Unfortunately, Mann spent the last part of his career—a heart attack killed him at age 61—toiling on bloated epics: a remake of “Cimarron” (1960), the dull tale of Spain’s greatest hero “El Cid” (1961) and a soap opera version of “The Fall of the Roman Empire” (1964).


ME AND YOU AND EVERYONE WE KNOW (2005)
I hate to sound like an old guy, but when I was in my twenties, no one I knew was as eccentric as any twentysomething character that shows up in an independent movie today. Quirky individualism has been a hallmark of the American cinema since the late 1960s, but it has reached epidemic proportions in the last five years.

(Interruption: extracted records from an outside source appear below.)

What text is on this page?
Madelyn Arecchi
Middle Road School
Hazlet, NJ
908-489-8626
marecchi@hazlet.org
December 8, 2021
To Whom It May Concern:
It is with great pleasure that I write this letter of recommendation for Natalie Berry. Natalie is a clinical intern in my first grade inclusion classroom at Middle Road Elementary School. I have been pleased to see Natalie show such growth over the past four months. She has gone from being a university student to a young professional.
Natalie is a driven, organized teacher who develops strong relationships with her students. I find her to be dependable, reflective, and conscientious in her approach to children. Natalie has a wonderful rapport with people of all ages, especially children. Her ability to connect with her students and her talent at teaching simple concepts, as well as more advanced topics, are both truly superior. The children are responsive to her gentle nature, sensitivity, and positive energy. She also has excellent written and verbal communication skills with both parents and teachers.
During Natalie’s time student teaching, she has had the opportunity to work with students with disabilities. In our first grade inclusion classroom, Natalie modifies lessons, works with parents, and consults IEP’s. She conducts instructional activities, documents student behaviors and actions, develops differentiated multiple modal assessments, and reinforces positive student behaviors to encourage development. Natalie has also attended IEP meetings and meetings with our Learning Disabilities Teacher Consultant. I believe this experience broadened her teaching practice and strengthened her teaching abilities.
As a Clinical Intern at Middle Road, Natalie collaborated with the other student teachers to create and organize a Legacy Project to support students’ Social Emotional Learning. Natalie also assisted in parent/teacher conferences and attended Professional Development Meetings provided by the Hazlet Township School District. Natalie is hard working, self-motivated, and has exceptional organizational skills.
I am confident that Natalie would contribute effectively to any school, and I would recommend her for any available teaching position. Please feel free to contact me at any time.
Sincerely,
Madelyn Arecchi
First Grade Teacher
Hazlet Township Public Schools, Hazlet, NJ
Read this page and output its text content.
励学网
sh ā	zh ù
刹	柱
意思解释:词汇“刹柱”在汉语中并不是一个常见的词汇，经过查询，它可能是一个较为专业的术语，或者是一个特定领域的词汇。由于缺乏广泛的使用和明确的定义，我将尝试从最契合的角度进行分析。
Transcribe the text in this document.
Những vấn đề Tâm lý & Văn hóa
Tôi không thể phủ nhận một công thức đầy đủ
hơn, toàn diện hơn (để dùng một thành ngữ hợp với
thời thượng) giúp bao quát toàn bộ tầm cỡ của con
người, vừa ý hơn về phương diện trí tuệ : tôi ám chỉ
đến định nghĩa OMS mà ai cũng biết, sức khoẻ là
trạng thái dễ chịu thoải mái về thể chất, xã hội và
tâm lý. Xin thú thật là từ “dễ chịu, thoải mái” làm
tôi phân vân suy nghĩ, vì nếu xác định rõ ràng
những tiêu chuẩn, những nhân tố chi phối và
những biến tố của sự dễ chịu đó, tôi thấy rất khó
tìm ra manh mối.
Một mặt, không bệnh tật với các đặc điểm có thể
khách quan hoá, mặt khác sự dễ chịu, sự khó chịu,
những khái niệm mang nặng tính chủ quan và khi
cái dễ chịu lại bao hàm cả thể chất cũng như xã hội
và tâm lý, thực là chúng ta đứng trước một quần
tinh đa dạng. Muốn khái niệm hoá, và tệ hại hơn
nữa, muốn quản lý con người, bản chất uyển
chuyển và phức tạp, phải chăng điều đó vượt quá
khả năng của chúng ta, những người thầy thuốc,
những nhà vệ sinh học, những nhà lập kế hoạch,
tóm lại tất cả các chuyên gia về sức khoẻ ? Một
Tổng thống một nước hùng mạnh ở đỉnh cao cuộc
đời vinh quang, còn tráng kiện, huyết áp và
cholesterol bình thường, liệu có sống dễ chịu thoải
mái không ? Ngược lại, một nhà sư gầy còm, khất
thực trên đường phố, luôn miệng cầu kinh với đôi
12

It seems like every director coming out of film school attempts to top his classmates by creating the most frightfully pitiful characters yet seen on screen. And sometimes it turns out to be a good thing: last year’s “Napoleon Dynamite” worked as have most of the films of Jim Jarmusch and Wes Anderson. And sometimes it doesn’t.

This directorial debut by performance artist Miranda July (she also writes and stars) has some funny and even poignant moments, but she tries too hard to make every character the oddest person you’ve ever met. Adding to the other worldliness of the picture is the flat, emotionless tone that dominates every scene. Near the beginning of the movie, a man (John Hawkes), trying to deal with the breakup of his marriage, sets his hand on fire. July manages to make this desperate act seem mundane.

Granted, the filmmaker is using this tone to make her points about unconnected people reaching out for anything resembling human emotions, but it’s become old news. Every other film that comes out of Sundance is grasping for the same theme. Between the films of Todd Haynes, Todd Solondz and a dozen guys and gals whose names I’ve already forgotten, the whole idea of dreary and dull substituting for emotional immaturity has run its course.

“Me and You” does offer an amusing sendup of modern art, when a gallery owner mistakes a crumpled fast-food wrapper for a piece of art. For me, it was the perfect metaphor for this movie.